Le livre Géopolitique du coton (Le Cavalier Bleu, 2025) de Michaël Levystone explore la complexité de cette fibre, qui soutient près de 300 millions de personnes dans le monde. L’ouvrage met en lumière les dynamiques de la mondialisation, les rapports de puissance entre États, ainsi que les enjeux environnementaux et commerciaux liés à cette ressource.
Une ressource historique à la fois agricole et industrielle
Levystone souligne l’importance historique du coton, dont les premières traces remontent à la vallée de l’Indus au Ve millénaire avant notre ère. Aujourd’hui, la production mondiale est dominée par le « cotonnier créole » et le « cotonnier mexicain », représentant plus de 90 % du coton cultivé.

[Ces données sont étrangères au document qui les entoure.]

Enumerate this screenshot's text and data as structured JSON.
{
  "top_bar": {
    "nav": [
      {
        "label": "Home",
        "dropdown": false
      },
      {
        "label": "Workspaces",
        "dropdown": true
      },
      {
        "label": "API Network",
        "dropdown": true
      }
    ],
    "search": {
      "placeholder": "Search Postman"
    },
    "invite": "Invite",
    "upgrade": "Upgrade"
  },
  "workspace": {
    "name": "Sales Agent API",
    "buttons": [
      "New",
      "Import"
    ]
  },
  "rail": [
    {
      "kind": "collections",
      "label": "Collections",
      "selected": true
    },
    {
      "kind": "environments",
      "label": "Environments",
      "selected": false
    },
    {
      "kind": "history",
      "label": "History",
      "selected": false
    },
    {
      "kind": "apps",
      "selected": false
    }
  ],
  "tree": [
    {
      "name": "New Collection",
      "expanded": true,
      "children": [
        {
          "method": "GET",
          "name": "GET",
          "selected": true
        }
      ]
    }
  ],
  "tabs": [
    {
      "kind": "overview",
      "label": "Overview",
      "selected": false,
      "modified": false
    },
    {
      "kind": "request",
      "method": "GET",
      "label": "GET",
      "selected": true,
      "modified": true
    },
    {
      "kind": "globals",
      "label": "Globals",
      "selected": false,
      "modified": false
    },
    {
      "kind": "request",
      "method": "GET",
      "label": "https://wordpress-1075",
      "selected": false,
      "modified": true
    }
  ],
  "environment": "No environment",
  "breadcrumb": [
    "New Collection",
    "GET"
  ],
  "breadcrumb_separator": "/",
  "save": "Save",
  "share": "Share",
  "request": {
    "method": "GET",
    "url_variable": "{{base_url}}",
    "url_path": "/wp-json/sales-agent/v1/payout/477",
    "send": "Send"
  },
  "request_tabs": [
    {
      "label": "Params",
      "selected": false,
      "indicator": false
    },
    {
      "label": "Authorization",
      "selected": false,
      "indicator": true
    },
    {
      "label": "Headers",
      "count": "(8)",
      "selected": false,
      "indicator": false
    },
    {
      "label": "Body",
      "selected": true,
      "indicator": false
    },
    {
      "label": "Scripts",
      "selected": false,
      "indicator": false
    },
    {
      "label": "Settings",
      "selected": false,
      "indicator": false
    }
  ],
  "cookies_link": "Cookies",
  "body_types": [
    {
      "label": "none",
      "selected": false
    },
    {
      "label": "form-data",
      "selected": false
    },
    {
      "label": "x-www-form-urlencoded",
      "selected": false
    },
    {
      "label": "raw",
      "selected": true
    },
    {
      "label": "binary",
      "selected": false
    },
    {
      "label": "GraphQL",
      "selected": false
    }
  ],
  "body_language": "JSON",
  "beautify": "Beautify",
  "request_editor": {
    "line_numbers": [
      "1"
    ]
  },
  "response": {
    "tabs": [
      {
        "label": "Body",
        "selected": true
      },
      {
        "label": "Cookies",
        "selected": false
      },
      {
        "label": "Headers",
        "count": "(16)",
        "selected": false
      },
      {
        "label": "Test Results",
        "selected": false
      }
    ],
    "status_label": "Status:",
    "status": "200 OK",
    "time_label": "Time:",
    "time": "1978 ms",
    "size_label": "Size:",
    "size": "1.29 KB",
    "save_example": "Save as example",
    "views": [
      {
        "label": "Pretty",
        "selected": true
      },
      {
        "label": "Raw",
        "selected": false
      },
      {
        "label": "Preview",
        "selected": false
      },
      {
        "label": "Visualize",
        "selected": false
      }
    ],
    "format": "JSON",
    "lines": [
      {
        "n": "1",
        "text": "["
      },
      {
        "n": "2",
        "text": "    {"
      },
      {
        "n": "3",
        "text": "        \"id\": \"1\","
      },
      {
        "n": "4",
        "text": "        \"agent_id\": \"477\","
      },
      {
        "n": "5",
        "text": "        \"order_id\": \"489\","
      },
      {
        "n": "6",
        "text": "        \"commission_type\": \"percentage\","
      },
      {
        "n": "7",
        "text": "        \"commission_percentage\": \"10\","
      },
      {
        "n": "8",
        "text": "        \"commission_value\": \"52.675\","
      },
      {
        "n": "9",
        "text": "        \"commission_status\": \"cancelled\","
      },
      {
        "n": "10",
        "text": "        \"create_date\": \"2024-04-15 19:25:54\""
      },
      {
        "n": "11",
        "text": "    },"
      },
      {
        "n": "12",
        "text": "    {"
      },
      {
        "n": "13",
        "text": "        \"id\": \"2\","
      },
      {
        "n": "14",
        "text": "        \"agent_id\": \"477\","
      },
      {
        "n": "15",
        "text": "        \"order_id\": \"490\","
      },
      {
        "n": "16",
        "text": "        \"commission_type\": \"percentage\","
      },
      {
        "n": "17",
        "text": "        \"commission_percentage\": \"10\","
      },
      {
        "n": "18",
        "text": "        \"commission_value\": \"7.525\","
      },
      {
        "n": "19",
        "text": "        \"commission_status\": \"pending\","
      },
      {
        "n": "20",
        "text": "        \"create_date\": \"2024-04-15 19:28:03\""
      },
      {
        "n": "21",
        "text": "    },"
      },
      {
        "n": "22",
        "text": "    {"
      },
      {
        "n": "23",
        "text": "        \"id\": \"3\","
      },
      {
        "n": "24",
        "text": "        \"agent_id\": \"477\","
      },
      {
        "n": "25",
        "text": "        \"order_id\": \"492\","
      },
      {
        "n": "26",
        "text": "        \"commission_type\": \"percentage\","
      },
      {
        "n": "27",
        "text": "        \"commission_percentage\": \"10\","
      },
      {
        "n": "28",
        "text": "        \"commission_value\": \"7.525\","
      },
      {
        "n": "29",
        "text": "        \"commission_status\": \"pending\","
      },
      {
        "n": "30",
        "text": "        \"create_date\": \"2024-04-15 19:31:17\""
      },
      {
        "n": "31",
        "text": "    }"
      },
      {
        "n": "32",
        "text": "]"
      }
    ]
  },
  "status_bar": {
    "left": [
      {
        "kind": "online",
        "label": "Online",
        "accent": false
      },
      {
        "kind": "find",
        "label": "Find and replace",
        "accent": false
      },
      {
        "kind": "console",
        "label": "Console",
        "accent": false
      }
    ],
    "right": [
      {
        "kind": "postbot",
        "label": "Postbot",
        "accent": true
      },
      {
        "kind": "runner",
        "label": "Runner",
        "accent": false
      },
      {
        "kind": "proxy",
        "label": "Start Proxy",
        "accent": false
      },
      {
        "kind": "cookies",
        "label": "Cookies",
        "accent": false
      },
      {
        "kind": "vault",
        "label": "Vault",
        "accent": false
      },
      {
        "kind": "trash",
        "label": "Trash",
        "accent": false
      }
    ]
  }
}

Le coton est unique car il relie le secteur agricole et industriel, agissant comme un pont entre production primaire et transformation. L’ouvrage évoque également comment la Révolution industrielle, entre 1760 et 1840, a redessiné les rapports sociaux et économiques, faisant de la Grande-Bretagne le premier empire cotonnier de l’histoire.
Flux et de reflux commerciaux : mondialisation, souveraineté et innovations
Levystone démontre que la géopolitique du coton est pertinente aujourd’hui, éclairant les débats sur la souveraineté économique et les chaînes d’approvisionnement. La Chine et l’Inde dominent le secteur, représentant près de la moitié de la production mondiale. Le coton est cultivé dans un pays, transformé dans un autre et vendu sur un troisième continent, illustrant les mécanismes de la mondialisation.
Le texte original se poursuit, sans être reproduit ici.